Flora allait acquiescer, quant elle se souvint brusquement qu'elle n'était pas en vacance loin de Paris, mais bel et bien dans un autre monde. Et qu’elle ne savait toujours pas pourquoi elle était là. Fronçant les sourcils, elle leva la tête vers Azelan.
— Au fait Azelan, tu sais ce que je dois faire ici ? Ou je suppose que c'est Hadès  qui s'occupera de ma... formation ?
Flora les sentit frémir au nom de Hadès, et se demanda si elle n'avait pas fait une erreur en le prononçant. Azelan toussota, pendant que Merry essuyait distraitement le coin de la table.

— Tu sais, il n'est pas courant dans cette maison d'appeler le Seigneur Axel comme tu l'as fait. Ce n'est rien, tu ne pouvais pas deviner, continua Azelan en voyant Flora ouvrir la bouche, confuse. Et pour te répondre, tu es censée suivre différentes leçons, je crois que certaines se feront avec moi-même. Tu devras apprendre à monter à cheval, à manier l'épée, à te défendre, à contrôler...

Azelan continua sa tirade, mais Flora ne l'écoutait plus. Apprendre à manier l'épée ? A se défendre ? Elle avait deviné qu'il n'était pas question ici de gérer les guerres avec la menace d'une bombe nucléaire et une dizaine d'année de confits géopolitiques pour résoudre le problème. Néanmoins, entendre Azelan parler de ce qu'elle se devait apprendre l'avait bousculé.

— Flora ?
Elle sursauta, et réalisa que tout le monde regardait la table sous ses mains posées, l'air intrigué. Flora suivit leurs regards, et poussa un cri d'effroi en se levant. De la fumée sortait du bois de la table, qui portait à présent l'emprunte de la tranche de sa main droite. Elle secoua furieusement ses mains et les regarda. Il n'y avait pourtant rien, pas de traces de brulures, ni de plaies. Azelan s'était levé pour la rejoindre et vint lui tenir ses mains qu'elle regardait encore avec stupeur.

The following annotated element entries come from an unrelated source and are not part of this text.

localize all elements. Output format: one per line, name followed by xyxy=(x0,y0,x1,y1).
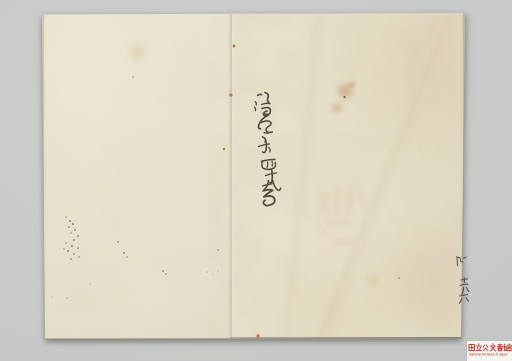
paper-edge-left xyxy=(42,13,44,339)
paper-edge-right xyxy=(463,13,465,339)
paper-shadow-wrap xyxy=(42,13,465,339)
document-paper xyxy=(42,13,465,339)
fold-seam xyxy=(228,13,234,339)
page-right xyxy=(231,13,465,339)
paper-edge-bottom-left xyxy=(42,338,231,340)
scanned-document-photo: National Archives of Japan 清慶第四十九号 陸 章六 xyxy=(0,0,512,361)
paper-edge-bottom-right xyxy=(231,337,465,340)
page-left xyxy=(42,13,231,339)
archive-watermark: National Archives of Japan 清慶第四十九号 陸 章六 xyxy=(467,341,512,361)
watermark-subtitle: National Archives of Japan xyxy=(469,353,511,356)
watermark-kanji-title xyxy=(467,341,512,361)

— N’aies pas peur, ce n'est rien ! Tu as dû laisser aller tes pensées, et ton Aura a pris le dessus, c'est tout.
— C’est tout ? cria-t-elle. Comment ça, c'est tout ! J'ai failli brûler la table, sans m'en rendre compte !
Flora se mit à trembler, son coeur battant à tout rompre. Merry se leva en vitesse, et alla tirer une bouilloire sur le feu dans l'âtre, puis pris sur une étagère différentes fioles et bouquets d’herbes. Caleb regardait la scène, en retrait. Azelan posa une main sur l'épaule de Flora.
— Ne t'en fait pas, tout va bien se passer. Je suis passé par là, moi aussi, je te comprends. Tu es ici pour apprendre à gérer cette force qui grouille en toi, à la contrôler pour en faire ce que toi tu veux. Je t'aiderai, d'accord ? Tu n'es pas seule, dit-il en insistant bien sur la dernière phrase en pressant les mains de la jeune femme.

Les mots que prononçaient Azelan apaisèrent quelque peu Flora, qui se sentait soudain abattue et profondément perdue. De la chaleur sortait de ses doigts, comment était-ce possible ? Après un court instant, Merry s'approcha d'elle, avec une tasse fumante d'un breuvage rougeâtre.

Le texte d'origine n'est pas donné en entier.